Today I received two bitchy, passive aggressive emails from a person working for the city of Langford. They were in response to an email I had sent them about some missing traffic signs. I hadn’t been rude or angry or anything like that so I was surprised and annoyed that this person was being so small and high school-ish.

I’ve blogged before about ‘choosing happiness,’ letting go of things like this instead of investing energy in dwelling on something that only makes you feel shitty. But like everything else, I find it’s a balancing act, because there are certainly times when it’s appropriate to stand up for yourself and call a person out when they are being a prick. It’s not always clear which situation calls for which approach, and this email exchange was one of those grey area cases.

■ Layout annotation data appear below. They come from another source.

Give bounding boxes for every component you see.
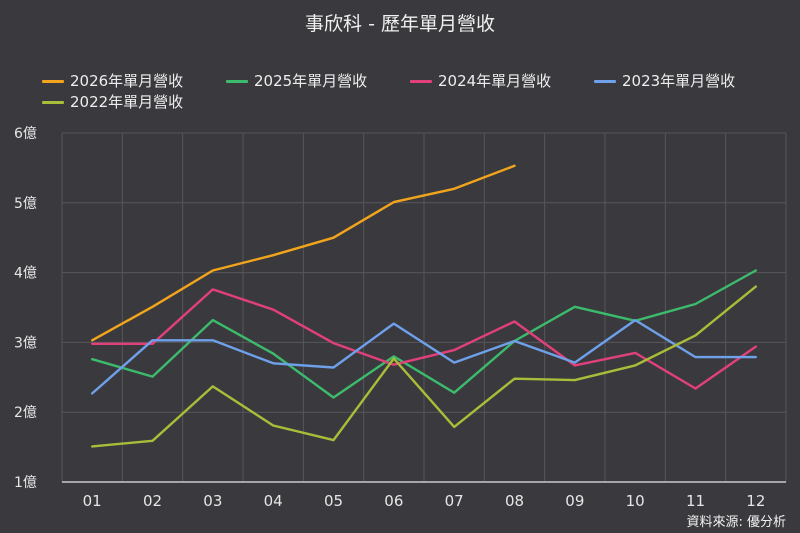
legend-label: 2026年單月營收 (70, 72, 184, 90)
legend-swatch (594, 80, 616, 83)
x-tick-label: 03 (203, 492, 222, 510)
x-tick-label: 12 (746, 492, 765, 510)
data-source-note: 資料來源: 優分析 (686, 515, 786, 530)
x-tick-label: 01 (83, 492, 102, 510)
legend-item: 2024年單月營收 (410, 70, 551, 91)
legend-item: 2025年單月營收 (226, 70, 367, 91)
y-tick-label: 2億 (14, 405, 37, 421)
legend-item: 2022年單月營收 (42, 91, 183, 112)
y-tick-label: 4億 (14, 266, 37, 282)
x-tick-label: 09 (565, 492, 584, 510)
legend-swatch (42, 101, 64, 104)
legend-label: 2025年單月營收 (254, 72, 368, 90)
y-tick-label: 1億 (14, 475, 37, 491)
x-tick-label: 05 (324, 492, 343, 510)
series-line-4 (90, 285, 757, 448)
x-tick-label: 10 (626, 492, 645, 510)
x-tick-label: 02 (143, 492, 162, 510)
legend-label: 2023年單月營收 (622, 72, 736, 90)
x-tick-label: 07 (445, 492, 464, 510)
chart-title: 事欣科 - 歷年單月營收 (305, 13, 495, 35)
y-tick-label: 3億 (14, 335, 37, 351)
legend-label: 2024年單月營收 (438, 72, 552, 90)
y-tick-label: 6億 (14, 126, 37, 142)
series-line-1 (90, 269, 757, 399)
legend-item: 2026年單月營收 (42, 70, 183, 91)
series-line-0 (90, 164, 516, 342)
legend-item: 2023年單月營收 (594, 70, 735, 91)
y-tick-label: 5億 (14, 196, 37, 212)
legend-swatch (410, 80, 432, 83)
x-tick-label: 06 (384, 492, 403, 510)
x-tick-label: 08 (505, 492, 524, 510)
x-tick-label: 11 (686, 492, 705, 510)
x-tick-label: 04 (264, 492, 283, 510)
series-line-3 (90, 318, 757, 395)
legend-swatch (226, 80, 248, 83)
legend-swatch (42, 80, 64, 83)
series-line-2 (90, 288, 757, 390)
legend-label: 2022年單月營收 (70, 93, 184, 111)
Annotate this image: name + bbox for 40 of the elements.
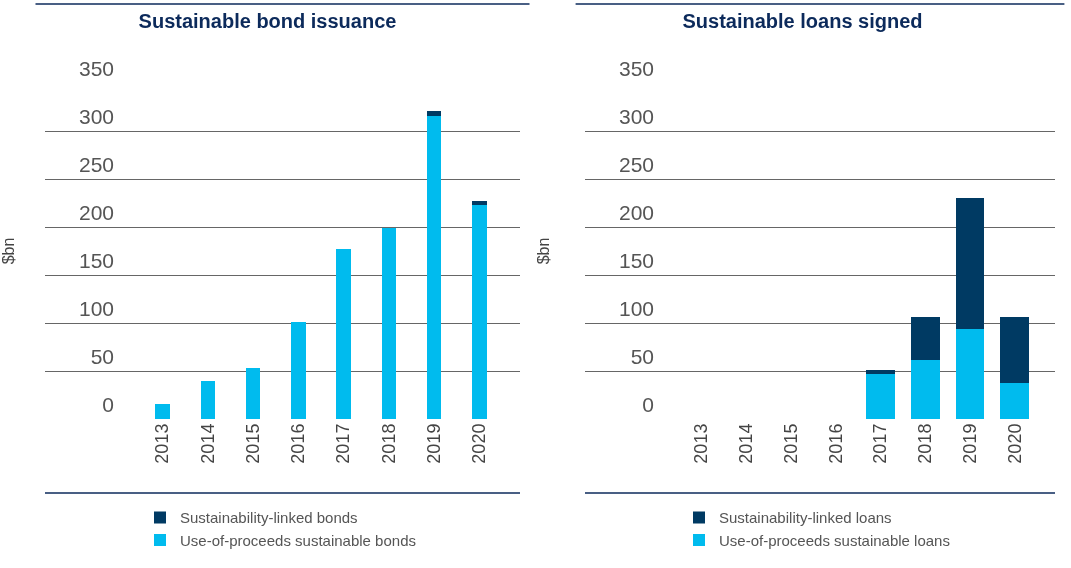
- y-tick-label: 350: [78, 56, 114, 80]
- y-tick-label: 300: [618, 104, 654, 128]
- chart-title: Sustainable loans signed: [682, 10, 923, 33]
- x-tick-label: 2017: [870, 423, 891, 464]
- legend-label: Use-of-proceeds sustainable bonds: [180, 531, 416, 549]
- y-tick-label: 350: [618, 56, 654, 80]
- legend-label: Sustainability-linked bonds: [180, 509, 358, 527]
- y-tick-label: 150: [618, 248, 654, 272]
- x-tick-label: 2015: [780, 423, 801, 464]
- y-tick-label: 0: [642, 392, 654, 416]
- x-tick-label: 2018: [378, 423, 399, 464]
- y-tick-label: 0: [102, 392, 114, 416]
- y-tick-label: 300: [78, 104, 114, 128]
- x-tick-label: 2013: [691, 423, 712, 464]
- x-tick-label: 2020: [469, 423, 490, 464]
- x-tick-label: 2015: [242, 423, 263, 464]
- y-tick-label: 100: [78, 296, 114, 320]
- x-tick-label: 2016: [288, 423, 309, 464]
- x-tick-label: 2013: [152, 423, 173, 464]
- legend-label: Use-of-proceeds sustainable loans: [719, 531, 950, 549]
- y-tick-label: 200: [78, 200, 114, 224]
- x-tick-label: 2019: [423, 423, 444, 464]
- y-tick-label: 150: [78, 248, 114, 272]
- y-axis-title: $bn: [0, 237, 17, 265]
- y-tick-label: 200: [618, 200, 654, 224]
- legend-label: Sustainability-linked loans: [719, 509, 892, 527]
- x-tick-label: 2014: [197, 423, 218, 464]
- x-tick-label: 2016: [825, 423, 846, 464]
- x-tick-label: 2020: [1004, 423, 1025, 464]
- y-tick-label: 250: [618, 152, 654, 176]
- y-tick-label: 250: [78, 152, 114, 176]
- x-tick-label: 2017: [333, 423, 354, 464]
- x-tick-label: 2018: [915, 423, 936, 464]
- y-tick-label: 50: [90, 344, 114, 368]
- y-tick-label: 50: [630, 344, 654, 368]
- x-tick-label: 2014: [735, 423, 756, 464]
- y-axis-title: $bn: [535, 237, 552, 265]
- chart-title: Sustainable bond issuance: [138, 10, 397, 33]
- y-tick-label: 100: [618, 296, 654, 320]
- x-tick-label: 2019: [959, 423, 980, 464]
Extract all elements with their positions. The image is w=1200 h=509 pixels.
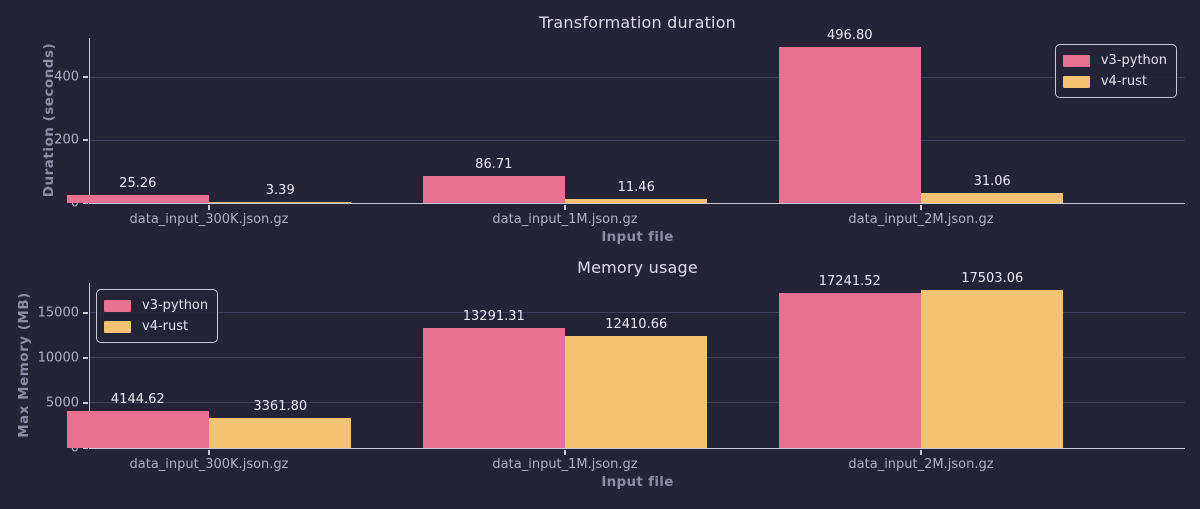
bar-v4-rust (920, 193, 1064, 203)
y-tick-mark (83, 139, 88, 141)
x-tick-mark (920, 204, 922, 210)
bar-v3-python (778, 292, 921, 448)
v3-python-swatch (104, 299, 131, 312)
legend-entry-v4-rust: v4-rust (104, 319, 208, 334)
legend-label: v4-rust (1100, 74, 1147, 89)
bar-value-label: 86.71 (475, 156, 513, 172)
bar-value-label: 496.80 (827, 27, 873, 43)
y-tick-label: 10000 (37, 350, 79, 366)
bar-value-label: 3.39 (265, 182, 295, 198)
gridline (90, 139, 1185, 141)
bar-value-label: 11.46 (617, 180, 655, 196)
bar-v4-rust (565, 336, 708, 448)
y-tick-mark (83, 312, 88, 314)
transformation-duration-chart: Transformation duration Duration (second… (0, 0, 1200, 250)
v4-rust-swatch (104, 320, 131, 333)
y-tick-mark (83, 357, 88, 359)
y-tick-label: 15000 (37, 305, 79, 321)
bar-v3-python (66, 195, 210, 203)
bar-v4-rust (920, 290, 1064, 448)
x-tick-label: data_input_2M.json.gz (848, 212, 994, 227)
x-tick-label: data_input_300K.json.gz (129, 457, 289, 472)
bar-value-label: 12410.66 (605, 317, 668, 333)
bar-v3-python (66, 410, 210, 448)
x-tick-mark (208, 449, 210, 455)
x-tick-mark (920, 449, 922, 455)
legend: v3-python v4-rust (96, 289, 219, 343)
x-axis-label: Input file (601, 474, 674, 490)
v3-python-swatch (1062, 54, 1090, 67)
y-tick-mark (83, 76, 88, 78)
legend-entry-v3-python: v3-python (1062, 53, 1167, 68)
x-tick-mark (208, 204, 210, 210)
chart-title: Memory usage (577, 258, 698, 277)
legend-entry-v3-python: v3-python (104, 298, 208, 313)
bar-v3-python (422, 328, 565, 448)
x-tick-label: data_input_2M.json.gz (848, 457, 994, 472)
legend-label: v3-python (142, 298, 209, 313)
bar-value-label: 13291.31 (462, 309, 525, 325)
x-axis-label: Input file (601, 229, 674, 245)
v4-rust-swatch (1062, 75, 1090, 88)
bar-value-label: 17503.06 (961, 271, 1024, 287)
x-tick-mark (564, 449, 566, 455)
bar-v4-rust (209, 417, 352, 448)
bar-value-label: 25.26 (119, 176, 157, 192)
y-tick-label: 0 (70, 195, 79, 211)
legend-label: v3-python (1100, 53, 1167, 68)
gridline (90, 76, 1185, 78)
y-tick-label: 400 (54, 69, 79, 85)
x-tick-label: data_input_1M.json.gz (492, 457, 638, 472)
y-tick-label: 200 (54, 132, 79, 148)
y-tick-mark (83, 402, 88, 404)
plot-area: 0 5000 10000 15000 data_input_300K.json.gz 41… (38, 271, 1185, 472)
bar-v3-python (422, 175, 565, 203)
bar-value-label: 4144.62 (110, 391, 165, 407)
memory-usage-chart: Memory usage Max Memory (MB) 0 5000 10000 1… (0, 245, 1200, 509)
bar-value-label: 31.06 (973, 174, 1011, 190)
chart-title: Transformation duration (538, 13, 737, 32)
y-tick-mark (83, 202, 88, 204)
gridline (90, 312, 1185, 314)
bar-value-label: 17241.52 (818, 273, 881, 289)
x-tick-label: data_input_300K.json.gz (129, 212, 289, 227)
legend-label: v4-rust (142, 319, 189, 334)
bar-value-label: 3361.80 (253, 398, 308, 414)
bar-v4-rust (565, 199, 708, 203)
legend: v3-python v4-rust (1054, 44, 1177, 98)
y-tick-mark (83, 447, 88, 449)
y-axis-label: Duration (seconds) (41, 42, 57, 198)
bar-v3-python (778, 46, 921, 203)
x-tick-mark (564, 204, 566, 210)
y-tick-label: 5000 (45, 395, 79, 411)
x-tick-label: data_input_1M.json.gz (492, 212, 638, 227)
y-axis-label: Max Memory (MB) (16, 292, 32, 438)
y-tick-label: 0 (70, 440, 79, 456)
bar-v4-rust (209, 201, 352, 203)
legend-entry-v4-rust: v4-rust (1062, 74, 1167, 89)
plot-area: 0 200 400 data_input_300K.json.gz 25.26 3.39 d… (54, 28, 1185, 227)
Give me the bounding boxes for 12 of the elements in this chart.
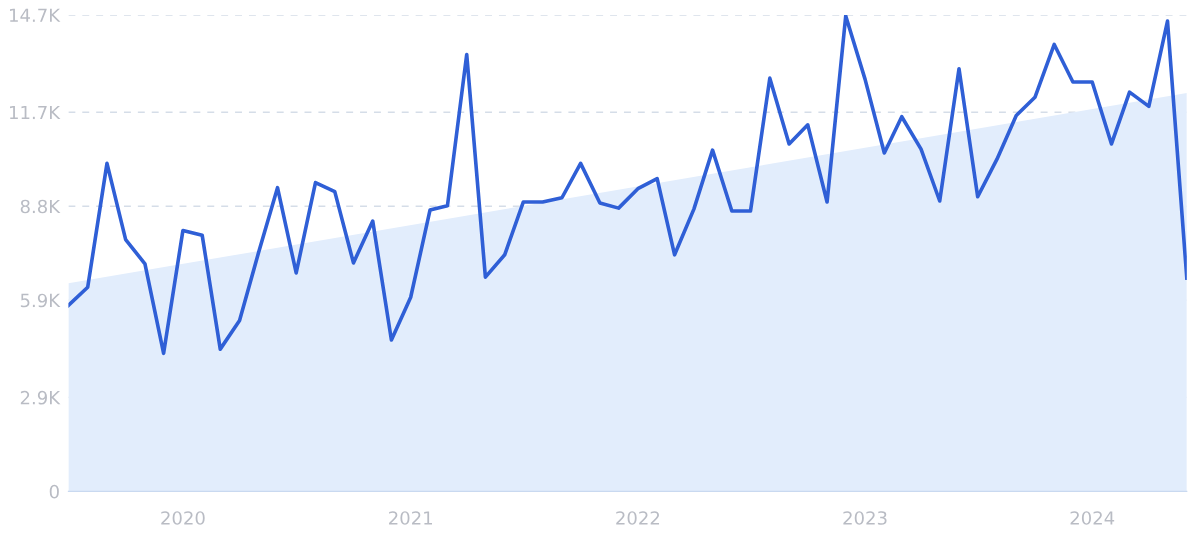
x-tick-label: 2022: [616, 511, 660, 525]
y-tick-label: 0: [49, 484, 59, 499]
x-tick-label: 2021: [389, 511, 433, 525]
x-tick-label: 2023: [843, 511, 887, 525]
y-tick-label: 14.7K: [10, 8, 61, 22]
x-tick-label: 2024: [1070, 511, 1115, 525]
y-tick-label: 11.7K: [10, 105, 61, 120]
line-series: [68, 14, 1187, 356]
x-tick-label: 2020: [161, 511, 205, 525]
y-tick-label: 2.9K: [20, 390, 61, 405]
y-tick-label: 8.8K: [20, 199, 61, 214]
y-tick-label: 5.9K: [20, 293, 61, 308]
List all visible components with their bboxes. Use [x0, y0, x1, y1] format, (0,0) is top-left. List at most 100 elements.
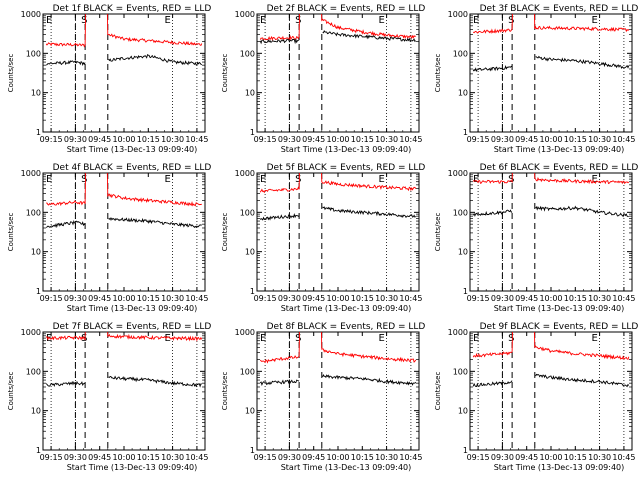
x-tick-label: 09:30 — [491, 135, 514, 144]
lld-series-line — [472, 173, 630, 185]
panel-title: Det 7f BLACK = Events, RED = LLD — [53, 322, 212, 332]
marker-label: E — [260, 174, 266, 185]
x-axis-label: Start Time (13-Dec-13 09:09:40) — [281, 463, 412, 472]
plot-frame — [469, 172, 633, 292]
marker-label: E — [165, 333, 171, 344]
x-tick-label: 10:30 — [375, 453, 398, 462]
x-tick-label: 10:30 — [161, 453, 184, 462]
y-tick-label: 1 — [463, 446, 468, 455]
y-tick-label: 1000 — [235, 169, 255, 178]
y-axis-label: Counts/sec — [7, 213, 15, 252]
x-tick-label: 10:15 — [137, 453, 160, 462]
plot-frame — [42, 13, 206, 133]
y-tick-label: 100 — [240, 208, 255, 217]
y-tick-label: 100 — [26, 49, 41, 58]
events-series-line — [45, 217, 202, 229]
lld-series-line — [472, 332, 630, 360]
y-tick-label: 1000 — [21, 10, 41, 19]
y-tick-label: 1000 — [235, 328, 255, 337]
marker-label: S — [81, 15, 87, 26]
x-tick-label: 09:15 — [467, 294, 490, 303]
x-tick-label: 09:45 — [88, 453, 111, 462]
y-tick-label: 100 — [240, 367, 255, 376]
y-tick-label: 1000 — [21, 169, 41, 178]
y-tick-label: 10 — [458, 407, 468, 416]
marker-label: E — [379, 333, 385, 344]
y-axis-label: Counts/sec — [7, 54, 15, 93]
y-tick-label: 1000 — [448, 328, 468, 337]
y-tick-label: 100 — [26, 208, 41, 217]
x-axis-label: Start Time (13-Dec-13 09:09:40) — [281, 145, 412, 154]
y-axis-label: Counts/sec — [434, 54, 442, 93]
series-group — [472, 332, 630, 388]
y-tick-label: 1000 — [21, 328, 41, 337]
x-tick-label: 10:45 — [612, 294, 635, 303]
x-tick-label: 09:15 — [467, 135, 490, 144]
y-axis-label: Counts/sec — [434, 213, 442, 252]
x-tick-label: 10:45 — [612, 453, 635, 462]
x-tick-label: 09:30 — [491, 294, 514, 303]
x-tick-label: 09:45 — [302, 453, 325, 462]
x-tick-label: 09:15 — [467, 453, 490, 462]
lld-series-line — [259, 173, 417, 194]
x-tick-label: 10:30 — [588, 453, 611, 462]
x-tick-label: 10:15 — [564, 135, 587, 144]
plot-frame — [42, 331, 206, 451]
x-tick-label: 09:45 — [515, 294, 538, 303]
marker-label: E — [260, 333, 266, 344]
marker-label: S — [508, 174, 514, 185]
panel-title: Det 9f BLACK = Events, RED = LLD — [480, 322, 639, 332]
events-series-line — [472, 373, 630, 388]
x-tick-label: 09:45 — [515, 453, 538, 462]
panel-title: Det 3f BLACK = Events, RED = LLD — [480, 4, 639, 14]
y-axis-label: Counts/sec — [221, 372, 229, 411]
marker-label: E — [473, 15, 479, 26]
x-tick-label: 09:15 — [254, 135, 277, 144]
series-group — [259, 14, 417, 45]
marker-label: E — [473, 174, 479, 185]
series-group — [45, 173, 202, 229]
x-tick-label: 09:30 — [64, 135, 87, 144]
x-axis-label: Start Time (13-Dec-13 09:09:40) — [494, 463, 625, 472]
x-tick-label: 10:15 — [564, 294, 587, 303]
y-tick-label: 1 — [463, 128, 468, 137]
series-group — [45, 332, 203, 388]
x-tick-label: 10:30 — [375, 294, 398, 303]
marker-label: E — [165, 174, 171, 185]
events-series-line — [472, 205, 629, 218]
y-tick-label: 10 — [458, 248, 468, 257]
x-tick-label: 10:15 — [351, 294, 374, 303]
marker-label: E — [46, 333, 52, 344]
marker-label: E — [46, 15, 52, 26]
y-tick-label: 1 — [36, 446, 41, 455]
y-tick-label: 10 — [458, 89, 468, 98]
events-series-line — [259, 29, 417, 45]
y-tick-label: 1 — [36, 128, 41, 137]
x-tick-label: 09:45 — [515, 135, 538, 144]
x-tick-label: 10:00 — [112, 294, 135, 303]
x-tick-label: 09:15 — [40, 294, 63, 303]
x-tick-label: 10:00 — [112, 135, 135, 144]
x-tick-label: 10:15 — [351, 135, 374, 144]
y-tick-label: 100 — [453, 208, 468, 217]
y-axis-label: Counts/sec — [221, 54, 229, 93]
marker-label: S — [295, 333, 301, 344]
x-tick-label: 10:45 — [185, 294, 208, 303]
x-tick-label: 10:45 — [185, 453, 208, 462]
series-group — [472, 14, 630, 73]
x-tick-label: 09:30 — [278, 294, 301, 303]
y-tick-label: 100 — [453, 367, 468, 376]
marker-label: S — [295, 15, 301, 26]
series-group — [259, 332, 417, 387]
lld-series-line — [45, 332, 203, 342]
y-tick-label: 10 — [245, 248, 255, 257]
x-tick-label: 09:30 — [491, 453, 514, 462]
lld-series-line — [259, 14, 417, 41]
events-series-line — [45, 53, 202, 66]
marker-label: E — [165, 15, 171, 26]
x-tick-label: 10:30 — [375, 135, 398, 144]
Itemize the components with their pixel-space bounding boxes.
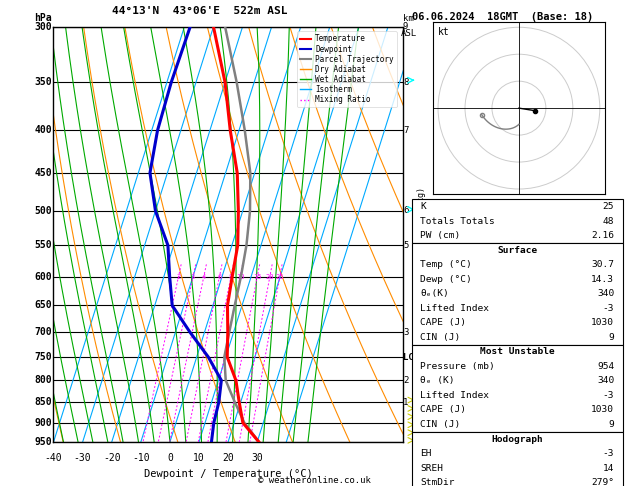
Text: PW (cm): PW (cm) [420, 231, 460, 240]
Text: Lifted Index: Lifted Index [420, 304, 489, 313]
Text: -40: -40 [45, 452, 62, 463]
Text: 30: 30 [251, 452, 263, 463]
Text: -30: -30 [74, 452, 91, 463]
Text: Surface: Surface [498, 245, 537, 255]
Text: 600: 600 [34, 272, 52, 281]
Text: kt: kt [438, 27, 450, 37]
Text: Dewpoint / Temperature (°C): Dewpoint / Temperature (°C) [143, 469, 313, 479]
Text: 30.7: 30.7 [591, 260, 615, 269]
Text: 20: 20 [265, 274, 274, 279]
Legend: Temperature, Dewpoint, Parcel Trajectory, Dry Adiabat, Wet Adiabat, Isotherm, Mi: Temperature, Dewpoint, Parcel Trajectory… [297, 32, 397, 107]
Text: 9: 9 [403, 22, 408, 31]
Text: 10: 10 [193, 452, 205, 463]
Text: 550: 550 [34, 240, 52, 250]
Text: 4: 4 [202, 274, 206, 279]
Text: 5: 5 [403, 241, 408, 250]
Text: StmDir: StmDir [420, 478, 455, 486]
Text: 14.3: 14.3 [591, 275, 615, 284]
Text: 500: 500 [34, 206, 52, 216]
Text: SREH: SREH [420, 464, 443, 472]
Text: -20: -20 [103, 452, 121, 463]
Text: -3: -3 [603, 449, 615, 458]
Text: -3: -3 [603, 304, 615, 313]
Text: 20: 20 [222, 452, 234, 463]
Text: 954: 954 [597, 362, 615, 371]
Text: 3: 3 [403, 328, 408, 337]
Bar [412, 432, 623, 486]
Text: 850: 850 [34, 397, 52, 407]
Text: CIN (J): CIN (J) [420, 420, 460, 429]
Text: Hodograph: Hodograph [491, 434, 543, 444]
Text: -3: -3 [603, 391, 615, 400]
Text: 8: 8 [403, 78, 408, 87]
Text: © weatheronline.co.uk: © weatheronline.co.uk [258, 475, 371, 485]
Text: 340: 340 [597, 289, 615, 298]
Text: Pressure (mb): Pressure (mb) [420, 362, 495, 371]
Text: 15: 15 [253, 274, 262, 279]
Text: Lifted Index: Lifted Index [420, 391, 489, 400]
Text: 8: 8 [229, 274, 233, 279]
Bar [412, 199, 623, 243]
Text: 48: 48 [603, 217, 615, 226]
Text: 1030: 1030 [591, 405, 615, 415]
Text: -10: -10 [132, 452, 150, 463]
Text: 1030: 1030 [591, 318, 615, 327]
Text: 400: 400 [34, 125, 52, 136]
Text: CIN (J): CIN (J) [420, 333, 460, 342]
Text: 2: 2 [176, 274, 181, 279]
Text: Dewp (°C): Dewp (°C) [420, 275, 472, 284]
Text: 9: 9 [608, 333, 615, 342]
Text: 800: 800 [34, 375, 52, 385]
Text: 1: 1 [403, 398, 408, 407]
Text: ASL: ASL [401, 29, 417, 38]
Text: 9: 9 [608, 420, 615, 429]
Text: θₑ (K): θₑ (K) [420, 376, 455, 385]
Text: 10: 10 [236, 274, 245, 279]
Text: km: km [403, 14, 415, 22]
Text: 700: 700 [34, 327, 52, 337]
Text: hPa: hPa [34, 13, 52, 22]
Text: Mixing Ratio (g/kg): Mixing Ratio (g/kg) [417, 187, 426, 282]
Text: 7: 7 [403, 126, 408, 135]
Text: 750: 750 [34, 352, 52, 362]
Text: 6: 6 [218, 274, 221, 279]
Text: 06.06.2024  18GMT  (Base: 18): 06.06.2024 18GMT (Base: 18) [412, 12, 593, 22]
Text: 450: 450 [34, 168, 52, 178]
Text: K: K [420, 202, 426, 211]
Text: 350: 350 [34, 77, 52, 87]
Bar [412, 243, 623, 345]
Text: 3: 3 [191, 274, 195, 279]
Text: 279°: 279° [591, 478, 615, 486]
Text: 2: 2 [403, 376, 408, 385]
Text: 650: 650 [34, 300, 52, 311]
Text: 6: 6 [403, 207, 408, 215]
Text: 0: 0 [167, 452, 173, 463]
Bar [412, 345, 623, 432]
Text: 900: 900 [34, 418, 52, 428]
Text: 44°13'N  43°06'E  522m ASL: 44°13'N 43°06'E 522m ASL [113, 6, 288, 17]
Text: Totals Totals: Totals Totals [420, 217, 495, 226]
Text: CAPE (J): CAPE (J) [420, 318, 467, 327]
Text: 25: 25 [276, 274, 284, 279]
Text: 950: 950 [34, 437, 52, 447]
Text: 14: 14 [603, 464, 615, 472]
Text: EH: EH [420, 449, 432, 458]
Text: θₑ(K): θₑ(K) [420, 289, 449, 298]
Text: Most Unstable: Most Unstable [480, 347, 555, 356]
Text: CAPE (J): CAPE (J) [420, 405, 467, 415]
Text: 25: 25 [603, 202, 615, 211]
Text: Temp (°C): Temp (°C) [420, 260, 472, 269]
Text: 2.16: 2.16 [591, 231, 615, 240]
Text: LCL: LCL [403, 352, 419, 362]
Text: 340: 340 [597, 376, 615, 385]
Text: 300: 300 [34, 22, 52, 32]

After the second rude email from the city employee, I started writing an angry email back. I could feel myself getting worked up so I asked myself, “is this worth the effort? Am I being small too, am I allowing my pride and indignation to get the best of me?” I ultimately felt that yes, those things were happening to some degree, but I also felt that it was unacceptable for a professional and a representative of a local government to talk down to someone like they had. I think everyone needs to be chill and respectful to everyone else, but I have higher standards for people who have a good education, who make a huge salary, who are in positions of authority. They don’t have an excuse for not being more self aware.

snobbyguy1

Pompous twats really inflame my ire.

So after the two vaguely rude emails from this person, I said “fuck it,” hopped on my high horse, and told them what I thought about their tone and how inappropriate it was, especially coming from someone in their position. The person called me about an hour later and apologized, saying they hadn’t intended their email to come across that way, and I thanked them for the call.

I don’t think I believe the person didn’t intend to come across as condescending, but that’s not important. What’s important is that at least they made the effort to confront the problem and deal with it. I appreciated that, and can only hope that my Christ-like self-righteousness was annoying enough that they will consider their tone more carefully before talking down to other plebes in the future.

Was I being small? Am I just trying to justify my insecure, quietly aggro response? It’s very possible but with a grey area like this, you can second guess yourself to death. I think you just have to make a decision based on how you feel at that moment and hope you’re doing the right thing. Only time will tell if you were being an insecure dickhead.

I’ll be keeping my fingers crossed for this one.